We started to collect data about deletions (T286636) which provides an overview about the Wikipedias where translations are deleted more often than other articles. This can be a good indicator of issues with the tool on those particular languages to research further and/or adjust the current quality limits for those wikis to encourage users to review contents further before publishing.

This ticket proposes to define a criteria based on the above data on the kind of adjustments to do. This could look as something like this:
Make the limits for a wiki 10% more strict when the wiki:

  • Appears in the list of wikis with high deletion more than once in the past 4 quarters.
  • Deletion rate difference is more than 5%
  • CX Deletion rate is over 10%
  • Number of CX articles is over 50 for a quarter.

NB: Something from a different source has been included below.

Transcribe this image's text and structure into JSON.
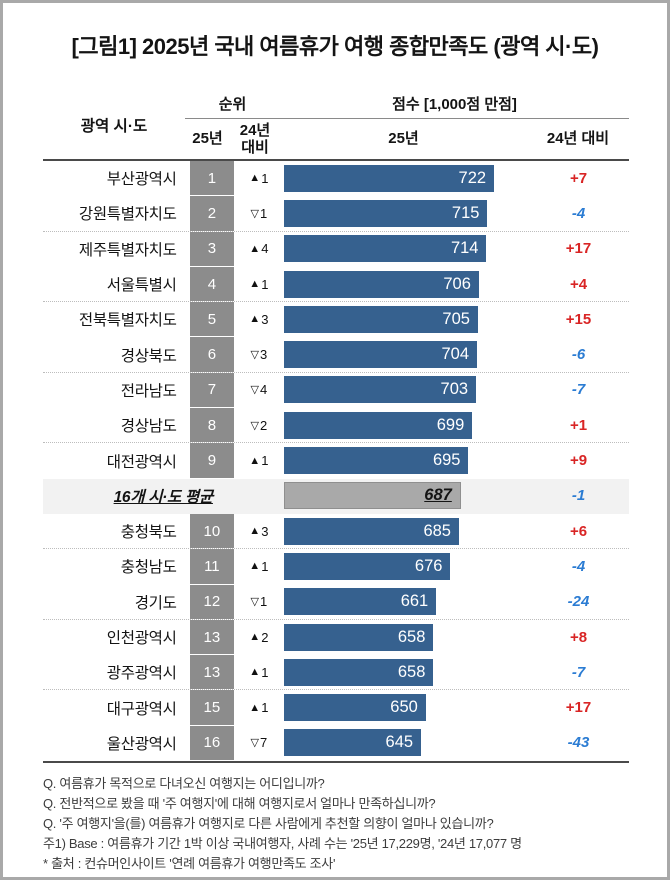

The above is just an example to try to focus on the cases where the issues may be happening more consistently and not due to data noise (e.g., small number of articles resulting in a high deletion percentage) or exceptional events (e.g. one user vandalizing)

Task completed
The criteria for adjusting Machine Translation limits in Content Translation based on data provided is documented here.

Event Timeline

Pginer-WMF triaged this task as Medium priority.Feb 18 2022, 4:48 PM

I'm unclear on why this task is on our board. Please refer to https://phabricator.wikimedia.org/T317229 for further information about filing tasks that request CRS support.

@UOzurumba Please do something about my comment.

For context: The idea of this task was to define systematic steps that could guide on how to react in a consistent way to the increase of deleted translations that may happen on a given wiki (e.g., when to investigate with the community, when to adjust the limits, etc.). This is completed and applied already in some cases (e.g. T319156 ).

What is missing is documenting it publicly on wiki as a section at the end of this page. We can keep the ticket open fur this to complete or create a separate one for documentation as it better fits the Community Relation Specialist team workflows.

@Pginer-WMF thank you for replying

@UOzurumba Please do something about my comment.

@Elitre Sorry for the late reply. As Pau has explained, I worked on developing different criteria to adjust the MT limits based on available data proactively. I am to document it on Wiki; that is why the task is on our board and still open.